Ölümün korkutucu yanı onun üzerine konuşmayı bile güçleştiriyor. Bu kadar yalın bir gerçeği konuşmak bile zor, sıkıcı ve kasvetli geliyor insana... 

Eskiler de bizden farklı değilmiş aslında... 

Ölene ‘öldü’ dememek için kırk dereden su getirenlerin başında Müstakimzade Sadeddin Efendi var... 

Üşenmemiş, ölenin arkasından söylenebilecek olanları kalem kalem sıraya dizmiş... 

Ortaya da çok hoş, çok ilginç tanımlamalar çıkmış... 

“Öldü” dememek için siz ne derdiniz? Devhatü’l-meşâyih, Tuhfe-i Hattâtîn gibi eserlerin müellifi Müstakimzade Sadeddin Efendi hakkında bilgi verdiği zatların vefatını şu şekilde ifade eder:  

1.Cennet bahçelerinin yolunu tuttu.  

2.Kahır dünyasını kendinden sonra gelenlere bıraktı. 

3.Hayatının temeli ecel zelzelesiyle sarsıldı.  

4.Ömrünün sahifeleri tamam olup altına imzasını attı. 

5.Oturduğu semtin halkıyla ilişkisini kesip Eyüp Ensari civarında yerleşti.  

6.Ramazan ayında ecel şerbeti ile iftar etti. 

7.Kendisine sayı ile verilmiş olan nefesini tamam edip amel defterini kapattı.  

8.Kırk yaşında ecelin terbiyesizliğine mağlup oldu. 

9. Uzun yıllar ayrı düştüğü babasına kavuştu.  

10.Bir sabah hareketsiz kaldığında vücudu temiz toprağa emanet edildi. 

11.Bu aşağılık dünyadan kurtulduğu için gözü arkada kalmadı.  

12. Geçici âlemin harflerini tamam edip sonsuzluğun meşk evine göçtü. 

13.Hayat mumunun alevini rüzgâr söndürdü.  

14.Savaş meydanlarında kahramanca dövüşüp şehâdet rütbesini elde etmeyi başardı. 

15.Yerin üstündeki kötülerden kurtulmak için yerin altına sığında.  

16.Çok değerli bir hattat idi. Yaşı elliye vardıkta cisminin kalemini kutusuna koydu. 

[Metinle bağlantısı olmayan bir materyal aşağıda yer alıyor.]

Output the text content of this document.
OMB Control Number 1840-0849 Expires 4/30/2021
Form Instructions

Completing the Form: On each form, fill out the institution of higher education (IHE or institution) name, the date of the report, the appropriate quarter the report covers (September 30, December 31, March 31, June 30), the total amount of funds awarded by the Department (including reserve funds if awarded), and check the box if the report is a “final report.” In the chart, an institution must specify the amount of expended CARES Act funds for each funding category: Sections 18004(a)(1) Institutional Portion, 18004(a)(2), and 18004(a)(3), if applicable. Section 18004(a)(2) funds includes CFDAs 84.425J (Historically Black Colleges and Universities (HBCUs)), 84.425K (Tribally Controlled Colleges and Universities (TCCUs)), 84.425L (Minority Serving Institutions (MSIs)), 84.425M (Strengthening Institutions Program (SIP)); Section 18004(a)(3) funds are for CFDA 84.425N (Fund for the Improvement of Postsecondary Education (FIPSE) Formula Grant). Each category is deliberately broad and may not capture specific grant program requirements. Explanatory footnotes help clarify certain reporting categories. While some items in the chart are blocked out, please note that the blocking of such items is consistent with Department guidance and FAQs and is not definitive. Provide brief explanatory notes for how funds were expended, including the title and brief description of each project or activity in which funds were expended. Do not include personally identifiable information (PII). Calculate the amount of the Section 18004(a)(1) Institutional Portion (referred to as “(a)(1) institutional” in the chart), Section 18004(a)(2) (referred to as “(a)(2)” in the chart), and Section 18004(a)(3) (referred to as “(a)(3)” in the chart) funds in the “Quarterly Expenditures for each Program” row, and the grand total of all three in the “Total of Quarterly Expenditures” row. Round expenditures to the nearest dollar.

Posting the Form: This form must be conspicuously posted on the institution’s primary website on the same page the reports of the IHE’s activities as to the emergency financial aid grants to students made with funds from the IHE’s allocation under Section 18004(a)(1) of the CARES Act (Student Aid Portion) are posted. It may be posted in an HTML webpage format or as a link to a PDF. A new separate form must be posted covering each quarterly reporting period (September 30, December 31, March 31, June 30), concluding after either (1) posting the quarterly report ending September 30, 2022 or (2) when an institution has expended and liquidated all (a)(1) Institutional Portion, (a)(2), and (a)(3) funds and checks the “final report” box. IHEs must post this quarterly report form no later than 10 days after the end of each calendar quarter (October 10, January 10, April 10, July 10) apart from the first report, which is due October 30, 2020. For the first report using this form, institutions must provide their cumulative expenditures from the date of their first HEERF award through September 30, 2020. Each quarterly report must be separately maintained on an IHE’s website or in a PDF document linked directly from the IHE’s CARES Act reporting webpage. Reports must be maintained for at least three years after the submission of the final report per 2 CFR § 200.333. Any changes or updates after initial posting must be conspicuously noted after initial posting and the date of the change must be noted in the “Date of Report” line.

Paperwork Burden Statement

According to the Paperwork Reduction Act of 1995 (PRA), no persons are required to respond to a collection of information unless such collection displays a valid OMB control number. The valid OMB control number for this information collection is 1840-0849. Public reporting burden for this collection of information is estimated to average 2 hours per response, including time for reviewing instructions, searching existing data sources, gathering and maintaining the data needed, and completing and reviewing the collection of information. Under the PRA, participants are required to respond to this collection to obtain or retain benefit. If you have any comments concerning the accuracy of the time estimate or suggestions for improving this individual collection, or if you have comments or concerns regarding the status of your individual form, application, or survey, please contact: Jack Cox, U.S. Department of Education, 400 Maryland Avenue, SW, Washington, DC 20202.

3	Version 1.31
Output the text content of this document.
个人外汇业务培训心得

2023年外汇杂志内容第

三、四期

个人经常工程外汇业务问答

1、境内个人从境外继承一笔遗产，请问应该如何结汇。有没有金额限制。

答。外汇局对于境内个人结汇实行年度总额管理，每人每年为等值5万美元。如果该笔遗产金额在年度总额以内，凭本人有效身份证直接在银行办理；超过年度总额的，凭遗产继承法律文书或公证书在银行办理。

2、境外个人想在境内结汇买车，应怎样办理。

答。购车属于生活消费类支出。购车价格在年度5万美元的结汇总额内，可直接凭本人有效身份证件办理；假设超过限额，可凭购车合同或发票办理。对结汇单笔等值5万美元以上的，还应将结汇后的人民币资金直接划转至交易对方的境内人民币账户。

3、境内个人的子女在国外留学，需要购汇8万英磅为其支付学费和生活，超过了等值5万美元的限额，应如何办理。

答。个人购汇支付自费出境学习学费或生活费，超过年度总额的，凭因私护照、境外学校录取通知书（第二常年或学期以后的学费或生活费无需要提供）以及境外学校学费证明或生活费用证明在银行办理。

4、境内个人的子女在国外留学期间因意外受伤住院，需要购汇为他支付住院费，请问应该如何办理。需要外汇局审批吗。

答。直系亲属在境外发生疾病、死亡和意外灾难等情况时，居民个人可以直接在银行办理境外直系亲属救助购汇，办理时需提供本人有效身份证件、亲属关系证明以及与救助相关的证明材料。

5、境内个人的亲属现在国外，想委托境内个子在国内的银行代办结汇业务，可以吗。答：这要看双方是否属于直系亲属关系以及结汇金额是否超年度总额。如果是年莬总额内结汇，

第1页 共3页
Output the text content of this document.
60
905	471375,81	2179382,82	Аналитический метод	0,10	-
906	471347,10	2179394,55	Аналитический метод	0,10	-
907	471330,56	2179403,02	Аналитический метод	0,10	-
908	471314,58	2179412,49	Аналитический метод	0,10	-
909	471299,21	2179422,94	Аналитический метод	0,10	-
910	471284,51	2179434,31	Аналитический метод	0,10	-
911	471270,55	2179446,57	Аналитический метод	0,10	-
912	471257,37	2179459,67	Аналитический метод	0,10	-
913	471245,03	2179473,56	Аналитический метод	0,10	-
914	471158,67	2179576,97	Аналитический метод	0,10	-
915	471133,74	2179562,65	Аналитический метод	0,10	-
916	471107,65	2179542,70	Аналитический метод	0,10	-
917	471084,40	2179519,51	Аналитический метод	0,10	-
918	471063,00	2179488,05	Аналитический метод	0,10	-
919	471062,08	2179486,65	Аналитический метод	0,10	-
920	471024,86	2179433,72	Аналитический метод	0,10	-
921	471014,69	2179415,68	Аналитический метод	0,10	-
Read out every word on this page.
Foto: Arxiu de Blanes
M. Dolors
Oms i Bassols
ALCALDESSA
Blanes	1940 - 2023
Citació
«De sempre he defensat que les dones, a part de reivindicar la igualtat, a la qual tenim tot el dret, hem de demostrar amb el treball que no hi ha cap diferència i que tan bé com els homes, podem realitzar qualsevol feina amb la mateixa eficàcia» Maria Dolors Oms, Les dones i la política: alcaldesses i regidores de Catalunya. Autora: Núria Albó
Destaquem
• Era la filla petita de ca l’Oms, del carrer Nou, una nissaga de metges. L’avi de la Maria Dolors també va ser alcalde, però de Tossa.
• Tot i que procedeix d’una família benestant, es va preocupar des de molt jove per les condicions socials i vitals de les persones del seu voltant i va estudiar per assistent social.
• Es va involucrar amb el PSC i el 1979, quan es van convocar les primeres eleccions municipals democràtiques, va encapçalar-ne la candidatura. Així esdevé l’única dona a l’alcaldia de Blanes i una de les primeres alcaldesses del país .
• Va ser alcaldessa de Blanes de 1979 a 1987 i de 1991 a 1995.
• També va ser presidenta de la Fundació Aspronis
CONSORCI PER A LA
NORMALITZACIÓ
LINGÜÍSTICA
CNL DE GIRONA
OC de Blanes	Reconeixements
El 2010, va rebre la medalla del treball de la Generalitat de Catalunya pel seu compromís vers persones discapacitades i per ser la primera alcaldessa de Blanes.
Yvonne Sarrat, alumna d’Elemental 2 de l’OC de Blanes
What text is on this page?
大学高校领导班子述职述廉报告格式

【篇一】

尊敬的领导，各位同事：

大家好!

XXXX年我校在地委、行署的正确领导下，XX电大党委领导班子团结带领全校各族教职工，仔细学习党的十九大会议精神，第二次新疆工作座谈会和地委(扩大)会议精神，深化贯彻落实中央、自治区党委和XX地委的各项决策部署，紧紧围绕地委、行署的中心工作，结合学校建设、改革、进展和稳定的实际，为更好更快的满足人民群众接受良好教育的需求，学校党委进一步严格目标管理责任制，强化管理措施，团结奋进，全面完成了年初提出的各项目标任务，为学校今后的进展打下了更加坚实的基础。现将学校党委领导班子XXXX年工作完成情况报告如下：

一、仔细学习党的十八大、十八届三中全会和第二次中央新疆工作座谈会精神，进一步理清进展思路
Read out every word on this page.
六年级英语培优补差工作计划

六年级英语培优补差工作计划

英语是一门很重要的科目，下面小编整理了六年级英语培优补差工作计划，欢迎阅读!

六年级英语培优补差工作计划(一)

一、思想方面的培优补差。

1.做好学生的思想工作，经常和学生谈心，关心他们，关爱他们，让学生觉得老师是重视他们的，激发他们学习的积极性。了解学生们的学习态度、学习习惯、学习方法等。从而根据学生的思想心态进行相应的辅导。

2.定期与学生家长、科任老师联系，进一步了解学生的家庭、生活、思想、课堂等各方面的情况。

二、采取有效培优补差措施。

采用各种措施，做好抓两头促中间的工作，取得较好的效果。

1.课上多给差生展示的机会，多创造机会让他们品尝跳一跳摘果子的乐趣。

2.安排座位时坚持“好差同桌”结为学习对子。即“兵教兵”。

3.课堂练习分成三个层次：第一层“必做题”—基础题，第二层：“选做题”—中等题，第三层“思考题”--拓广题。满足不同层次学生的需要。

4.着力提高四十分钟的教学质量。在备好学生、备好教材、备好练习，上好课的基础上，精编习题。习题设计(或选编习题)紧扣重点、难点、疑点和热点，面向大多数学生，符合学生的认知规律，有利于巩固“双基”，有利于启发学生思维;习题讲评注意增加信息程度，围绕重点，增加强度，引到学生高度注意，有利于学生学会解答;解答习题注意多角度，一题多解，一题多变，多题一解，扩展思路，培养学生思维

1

17.Temiz ruhu vücudunun kirli elbisesinden kurtuldu.  

18.Ömrünün çiçek bahçesi sonbahar rüzgârlarıyla harabeye döndüğünden vücudunun tohumu sonsuzluğun lâle bahçelerine nakledildi. 

19.Ömrünün yaşadığı zamanı gösteren saati durdu.  

20.Ruh kabzeden avcıya (Azrail’e) vurulmuş bir kuş gibi teslim oldu. 

21.Meyve veren genç bir ağaç olan vücudu cennetin gül bahçesine dikildi.  

22. Ruhunun kuşu cisminin kafesinden uçtu. 

 23. Cam kadar narin olan vücudu ecelin ümit kıran taşıyla paramparça oldu.